2. Label them Rnl (shunt) and Ra (for coil series resistance).
3. The current coming into the node splits into (1) I shunt, or Inl, and (2) Ia or I coil.
4. Power losses are due to the current flowing through (1) Rnl, shunt, and (2) Ra.
5. The power losses are (1) Inl^2*Rnl at the shunt which is constant, and (2) Ia^2*Ra.
6. The maximum power transfer occurs when Pnl = Pa. That condition is Ia (part load)^2 * Ra = 420 = Inl^2 * Rnl.
7. The second condition is at full load. At full load, Ia (full load)^2 * Ra = 2950 - 420. The 420 being assign to the shunt. So, Ia (full load) ^ 2 * Ra = 2530.
8. So from steps 6 & 7, we have. Ra = 420 / I part load ^2 = 2530 / I full load ^ 2.
9. Ratio of I ^2 part/ I ^2 full = 420/2530 = 17% (the ratio of the square of currents is 17%)
10. The ratio of currents then is the square root of 17% = 40 %.
11. Now lets go back at the power loss in the Ra.
12. When current through Ra is at 40 % of the full load current, the power loss increases by 17%.
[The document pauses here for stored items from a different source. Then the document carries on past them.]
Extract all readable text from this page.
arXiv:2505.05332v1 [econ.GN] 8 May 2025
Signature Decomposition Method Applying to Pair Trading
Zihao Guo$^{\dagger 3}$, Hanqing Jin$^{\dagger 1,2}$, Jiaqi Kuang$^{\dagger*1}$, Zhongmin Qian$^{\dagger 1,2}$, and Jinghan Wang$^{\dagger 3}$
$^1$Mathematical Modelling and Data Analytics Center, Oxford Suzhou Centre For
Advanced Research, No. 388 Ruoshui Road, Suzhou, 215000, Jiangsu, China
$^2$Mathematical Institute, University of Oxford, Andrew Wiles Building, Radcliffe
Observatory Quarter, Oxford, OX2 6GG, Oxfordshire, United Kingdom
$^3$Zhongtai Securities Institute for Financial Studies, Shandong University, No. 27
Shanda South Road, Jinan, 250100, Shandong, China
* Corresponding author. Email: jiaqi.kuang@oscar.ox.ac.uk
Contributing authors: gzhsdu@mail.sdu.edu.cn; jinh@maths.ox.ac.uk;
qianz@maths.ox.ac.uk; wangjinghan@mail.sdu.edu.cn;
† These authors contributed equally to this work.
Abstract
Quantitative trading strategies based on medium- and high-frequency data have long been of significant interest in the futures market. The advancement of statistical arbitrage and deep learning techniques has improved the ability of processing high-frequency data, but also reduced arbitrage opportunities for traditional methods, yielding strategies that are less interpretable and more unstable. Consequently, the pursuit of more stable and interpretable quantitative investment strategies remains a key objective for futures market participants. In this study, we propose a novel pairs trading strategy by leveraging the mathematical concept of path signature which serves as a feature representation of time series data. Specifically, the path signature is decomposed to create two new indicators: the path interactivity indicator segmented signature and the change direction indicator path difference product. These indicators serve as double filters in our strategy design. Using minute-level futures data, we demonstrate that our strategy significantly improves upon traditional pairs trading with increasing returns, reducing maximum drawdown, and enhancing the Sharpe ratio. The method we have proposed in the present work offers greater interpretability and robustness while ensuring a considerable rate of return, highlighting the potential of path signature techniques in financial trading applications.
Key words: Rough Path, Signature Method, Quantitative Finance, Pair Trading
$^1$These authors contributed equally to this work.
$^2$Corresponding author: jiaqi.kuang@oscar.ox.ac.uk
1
13. Now, let's look at the current at the node. If we disregard the Inl (the shunt current), the current I coming into the system is equal to the current Ia, which increased by 40 %. So, I in = 0.4 Ia full load.
14. The nameplate power, the pwoer into the transformer is P or S = IV. Since the the current I in = .4 fl, the S = 0.4 IV.
15. The Nameplate power has increased by 40%, proportional to current, at the maximum efficiency.
16. I'm an asshole, and FLYER you are CORRECT. I apologize.
Flyer_PE
Jr. PE / Sr. Company Pilot
:laugh: It's all good.
FWIW, you have a long way to go before you get labeled that in my book.